A Connecticut Consumer Tax Break Comes At The Expense Of Business. Companies and trade groups in Connecticut are not happy with provisions in Gov. Dannel Malloy’s budget that would hit business with higher taxes while handing a small break to consumers. Malloy, a Democrat, proposed retaining a 20 percent surtax on corporate income taxes that was due to expire this year. He also asked the Legislature to trim the state’s 6.35 percent sales tax in two steps, to 6.2 percent this year and to 5.95 percent in 2017. Shoppers would not go unscathed in Malloy’s spending plan, however; the governor sought to cancel a planned sales tax exemption for clothing priced at $50 or less. Overall, Malloy’s budget would increase state spending by a bit more than 3 percent in each of the next two fiscal years, beginning July 1. 2015 STT 47-5.
Supreme Court Seeks Rough Justice In Alabama Railroad Tax Case. Alabama imposes its 4 percent general sales tax on diesel fuel that is sold to railroads, but not on diesel used in the road- and water-borne commerce that compete with rail traffic. CSX Transportation, which operates 21,000 miles of rail service in the East and Midwest, challenged the Alabama tax as discriminatory and illegal under the Railroad Recovery and Revitalization Act — also known as the “4R Act” — which Congress enacted in 1976. While railroads pay the sales tax on their fuel, truckers pay a 19-cent-per-gallon excise tax; boat and barge operators pay neither tax. After an earlier trip to the Supreme Court that got its case reinstated, CSX prevailed in the 11th Circuit Court of Appeals, which found Alabama’s tax system discriminatory. But the state then sought another Supreme Court review, and won a partial victory when the 7-2 majority sent the case back to the 11th Circuit with instructions to determine whether the taxes imposed on other carriers are “roughly comparable” to the sales tax charged to the railroad. Justices Clarence Thomas and Ruth Bader Ginsburg dissented, arguing that water and highway traffic are not comparable to rail service and thus not subject to a discrimination claim under the 4R Act. Alabama Department of Revenue v. CSX Transportation, Inc.

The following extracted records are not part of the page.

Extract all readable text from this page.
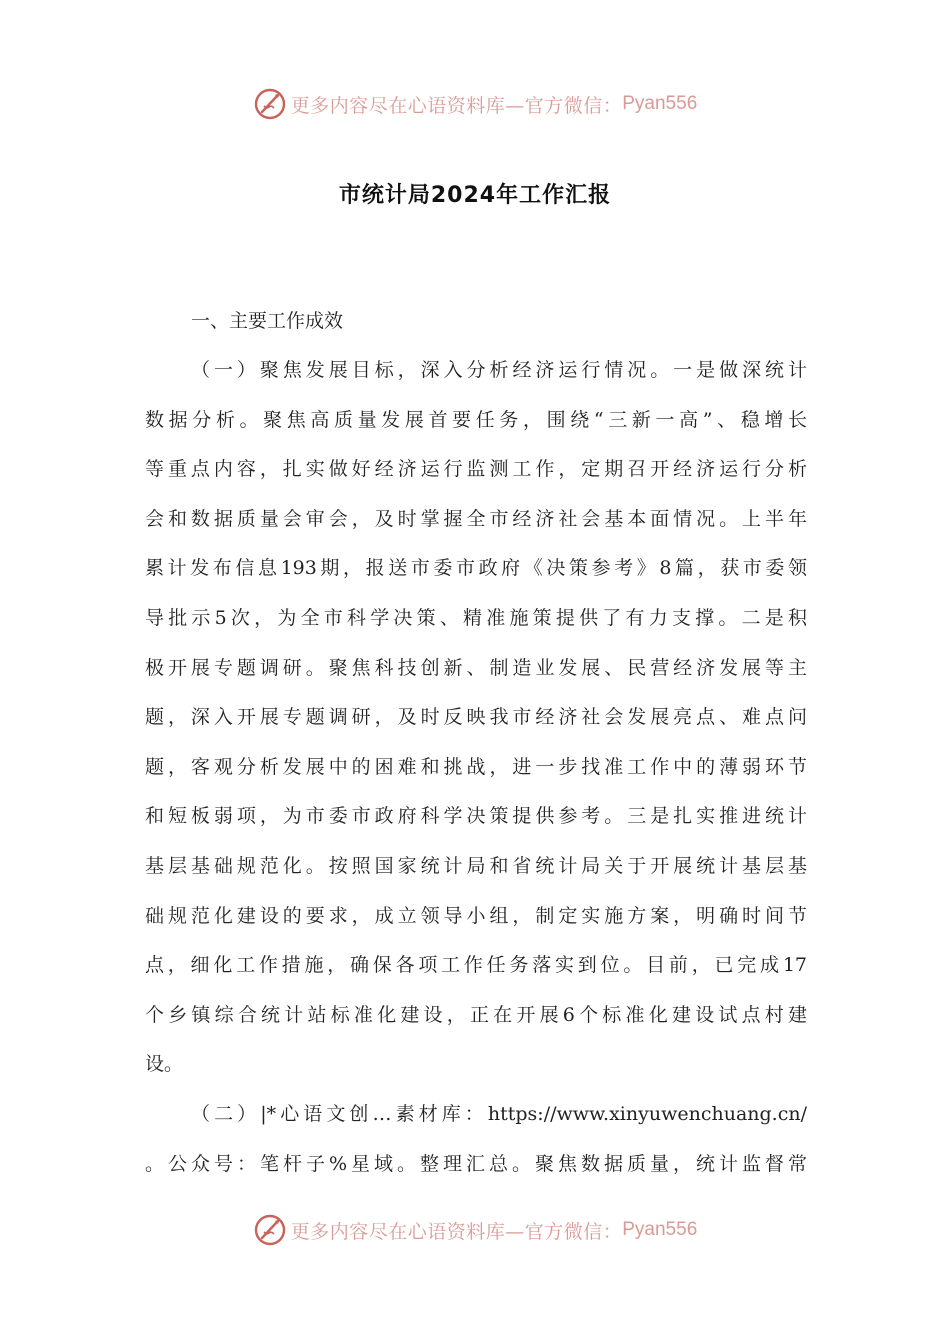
更多内容尽在心语资料库—官方微信： Pyan556
市统计局2024年工作汇报

一、主要工作成效

（一）聚焦发展目标，深入分析经济运行情况。一是做深统计

数据分析。聚焦高质量发展首要任务，围绕“三新一高”、稳增长

等重点内容，扎实做好经济运行监测工作，定期召开经济运行分析

会和数据质量会审会，及时掌握全市经济社会基本面情况。上半年

累计发布信息193期，报送市委市政府《决策参考》8篇，获市委领

导批示5次，为全市科学决策、精准施策提供了有力支撑。二是积

极开展专题调研。聚焦科技创新、制造业发展、民营经济发展等主

题，深入开展专题调研，及时反映我市经济社会发展亮点、难点问

题，客观分析发展中的困难和挑战，进一步找准工作中的薄弱环节

和短板弱项，为市委市政府科学决策提供参考。三是扎实推进统计

基层基础规范化。按照国家统计局和省统计局关于开展统计基层基

础规范化建设的要求，成立领导小组，制定实施方案，明确时间节

点，细化工作措施，确保各项工作任务落实到位。目前，已完成17

个乡镇综合统计站标准化建设，正在开展6个标准化建设试点村建

设。

（二）|*心语文创…素材库：https://www.xinyuwenchuang.cn/

。公众号：笔杆子%星域。整理汇总。聚焦数据质量，统计监督常

更多内容尽在心语资料库—官方微信： Pyan556
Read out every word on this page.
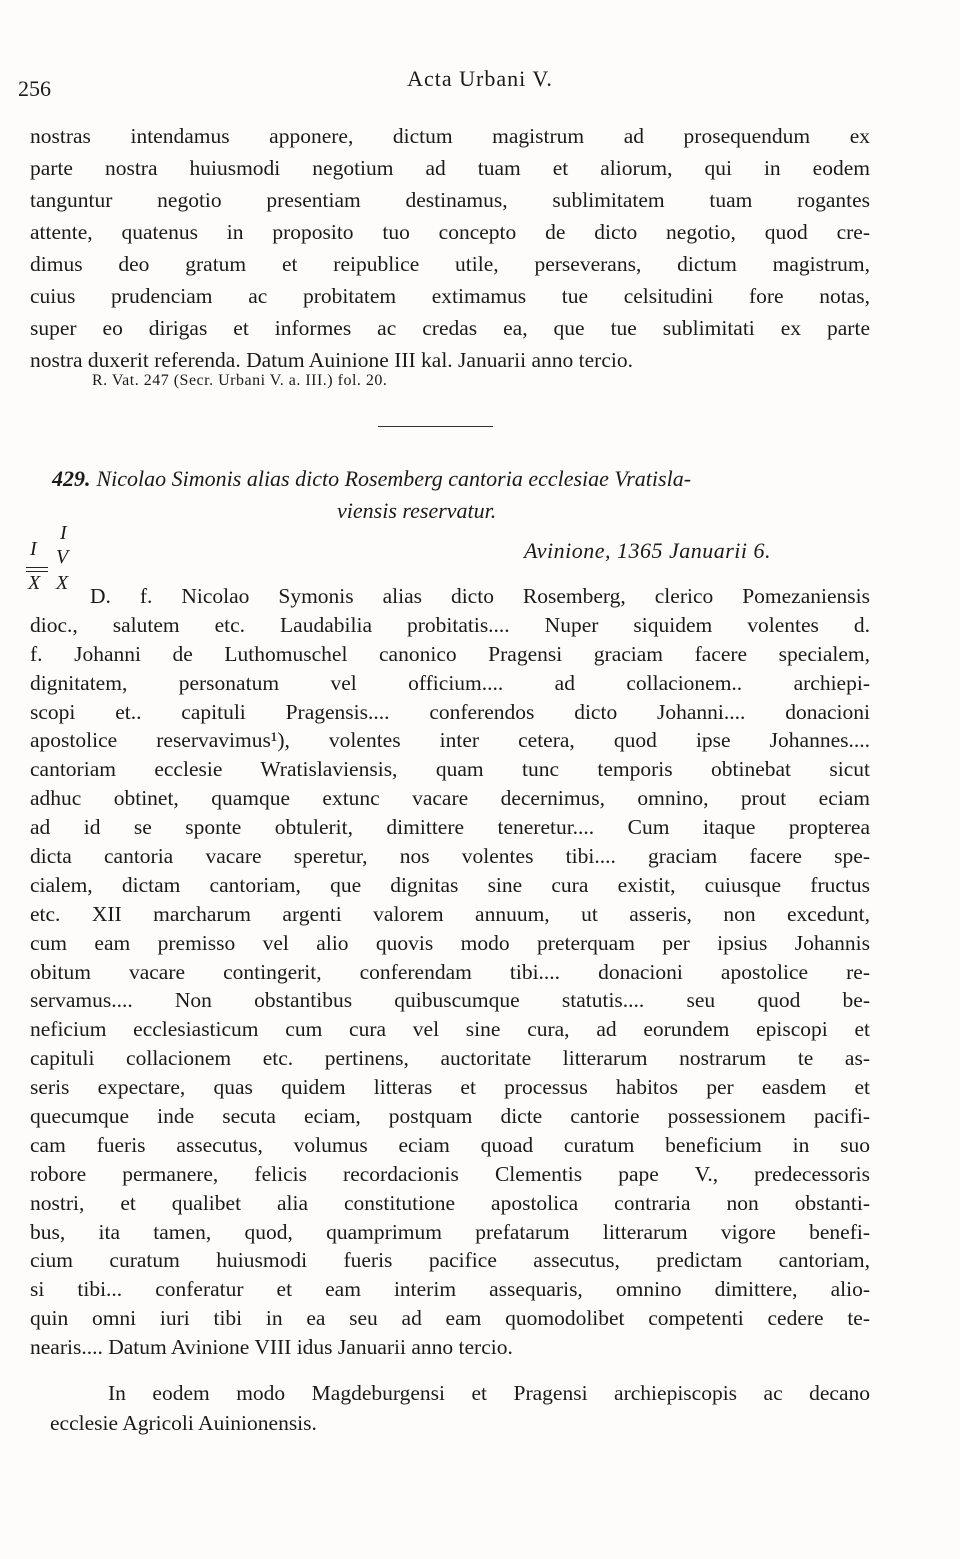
256	Acta Urbani V.
nostras intendamus apponere, dictum magistrum ad prosequendum ex
parte nostra huiusmodi negotium ad tuam et aliorum, qui in eodem
tanguntur negotio presentiam destinamus, sublimitatem tuam rogantes
attente, quatenus in proposito tuo concepto de dicto negotio, quod cre-
dimus deo gratum et reipublice utile, perseverans, dictum magistrum,
cuius prudenciam ac probitatem extimamus tue celsitudini fore notas,
super eo dirigas et informes ac credas ea, que tue sublimitati ex parte
nostra duxerit referenda. Datum Auinione III kal. Januarii anno tercio.
R. Vat. 247 (Secr. Urbani V. a. III.) fol. 20.
429. Nicolao Simonis alias dicto Rosemberg cantoria ecclesiae Vratisla-
viensis reservatur.
I
I V
X X
Avinione, 1365 Januarii 6.
D. f. Nicolao Symonis alias dicto Rosemberg, clerico Pomezaniensis
dioc., salutem etc. Laudabilia probitatis.... Nuper siquidem volentes d.
f. Johanni de Luthomuschel canonico Pragensi graciam facere specialem,
dignitatem, personatum vel officium.... ad collacionem.. archiepi-
scopi et.. capituli Pragensis.... conferendos dicto Johanni.... donacioni
apostolice reservavimus¹), volentes inter cetera, quod ipse Johannes....
cantoriam ecclesie Wratislaviensis, quam tunc temporis obtinebat sicut
adhuc obtinet, quamque extunc vacare decernimus, omnino, prout eciam
ad id se sponte obtulerit, dimittere teneretur.... Cum itaque propterea
dicta cantoria vacare speretur, nos volentes tibi.... graciam facere spe-
cialem, dictam cantoriam, que dignitas sine cura existit, cuiusque fructus
etc. XII marcharum argenti valorem annuum, ut asseris, non excedunt,
cum eam premisso vel alio quovis modo preterquam per ipsius Johannis
obitum vacare contingerit, conferendam tibi.... donacioni apostolice re-
servamus.... Non obstantibus quibuscumque statutis.... seu quod be-
neficium ecclesiasticum cum cura vel sine cura, ad eorundem episcopi et
capituli collacionem etc. pertinens, auctoritate litterarum nostrarum te as-
seris expectare, quas quidem litteras et processus habitos per easdem et
quecumque inde secuta eciam, postquam dicte cantorie possessionem pacifi-
cam fueris assecutus, volumus eciam quoad curatum beneficium in suo
robore permanere, felicis recordacionis Clementis pape V., predecessoris
nostri, et qualibet alia constitutione apostolica contraria non obstanti-
bus, ita tamen, quod, quamprimum prefatarum litterarum vigore benefi-
cium curatum huiusmodi fueris pacifice assecutus, predictam cantoriam,
si tibi... conferatur et eam interim assequaris, omnino dimittere, alio-
quin omni iuri tibi in ea seu ad eam quomodolibet competenti cedere te-
nearis.... Datum Avinione VIII idus Januarii anno tercio.
In eodem modo Magdeburgensi et Pragensi archiepiscopis ac decano
ecclesie Agricoli Auinionensis.
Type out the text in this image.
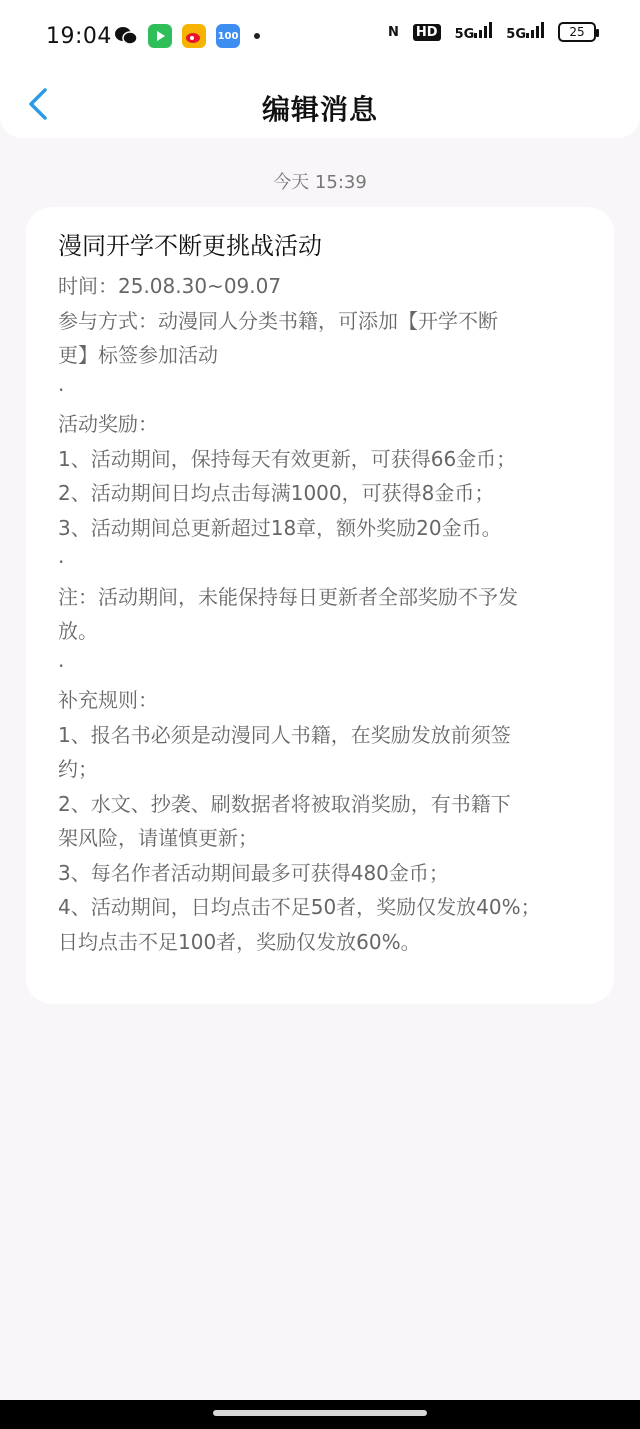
19:04	100	N HD 5G	5G	25
编辑消息
今天 15:39
漫同开学不断更挑战活动
时间：25.08.30~09.07
参与方式：动漫同人分类书籍，可添加【开学不断
更】标签参加活动
·
活动奖励：
1、活动期间，保持每天有效更新，可获得66金币；
2、活动期间日均点击每满1000，可获得8金币；
3、活动期间总更新超过18章，额外奖励20金币。
·
注：活动期间，未能保持每日更新者全部奖励不予发
放。
·
补充规则：
1、报名书必须是动漫同人书籍，在奖励发放前须签
约；
2、水文、抄袭、刷数据者将被取消奖励，有书籍下
架风险，请谨慎更新；
3、每名作者活动期间最多可获得480金币；
4、活动期间，日均点击不足50者，奖励仅发放40%；
日均点击不足100者，奖励仅发放60%。
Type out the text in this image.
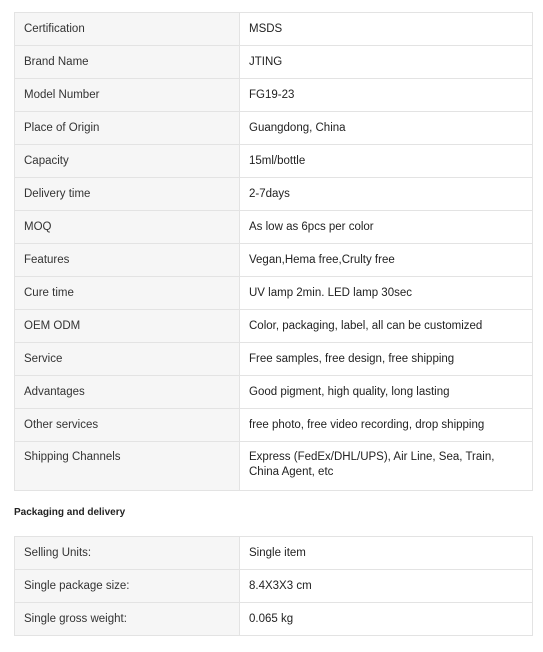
Certification	MSDS
Brand Name	JTING
Model Number	FG19-23
Place of Origin	Guangdong, China
Capacity	15ml/bottle
Delivery time	2-7days
MOQ	As low as 6pcs per color
Features	Vegan,Hema free,Crulty free
Cure time	UV lamp 2min. LED lamp 30sec
OEM ODM	Color, packaging, label, all can be customized
Service	Free samples, free design, free shipping
Advantages	Good pigment, high quality, long lasting
Other services	free photo, free video recording, drop shipping
Shipping Channels	Express (FedEx/DHL/UPS), Air Line, Sea, Train, China Agent, etc
Packaging and delivery
Selling Units:	Single item
Single package size:	8.4X3X3 cm
Single gross weight:	0.065 kg
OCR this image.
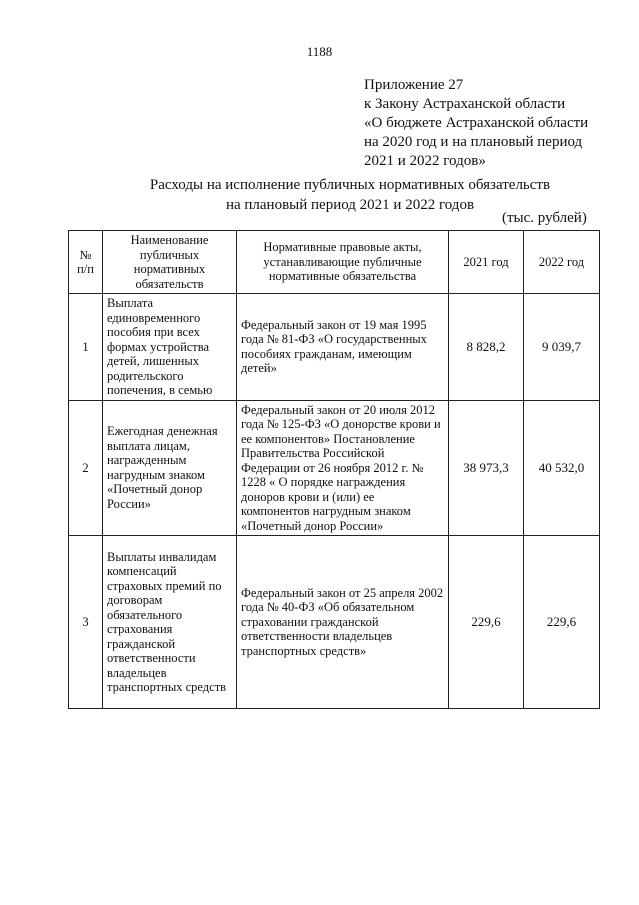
1188
Приложение 27
к Закону Астраханской области
«О бюджете Астраханской области
на 2020 год и на плановый период
2021 и 2022 годов»
Расходы на исполнение публичных нормативных обязательств
на плановый период 2021 и 2022 годов
(тыс. рублей)
№ п/п	Наименование публичных нормативных обязательств	Нормативные правовые акты, устанавливающие публичные нормативные обязательства	2021 год	2022 год
1	Выплата единовременного пособия при всех формах устройства детей, лишенных родительского попечения, в семью	Федеральный закон от 19 мая 1995 года № 81-ФЗ «О государственных пособиях гражданам, имеющим детей»	8 828,2	9 039,7
2	Ежегодная денежная выплата лицам, награжденным нагрудным знаком «Почетный донор России»	Федеральный закон от 20 июля 2012 года № 125-ФЗ «О донорстве крови и ее компонентов» Постановление Правительства Российской Федерации от 26 ноября 2012 г. № 1228 « О порядке награждения доноров крови и (или) ее компонентов нагрудным знаком «Почетный донор России»	38 973,3	40 532,0
3	Выплаты инвалидам компенсаций страховых премий по договорам обязательного страхования гражданской ответственности владельцев транспортных средств	Федеральный закон от 25 апреля 2002 года № 40-ФЗ «Об обязательном страховании гражданской ответственности владельцев транспортных средств»	229,6	229,6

Another Good Reason To Get That Tax Return Extension. Taxpayers who donate money or goods exceeding $250 to a charity must obtain a “contemporaneous” acknowledgment that specifies what was given and whether the donor received anything in return. The acknowledgment must also be received no later than the due date of the donor’s tax return. Donors have had deductions disallowed even when there was no dispute that the gift was made or what it was worth if the charity did not provide the acknowledgment soon enough. One such case was Durden v. Commissioner, T.C. Memo 2012-140. Extending a return’s due date provides an extra six months to gather acknowledgments.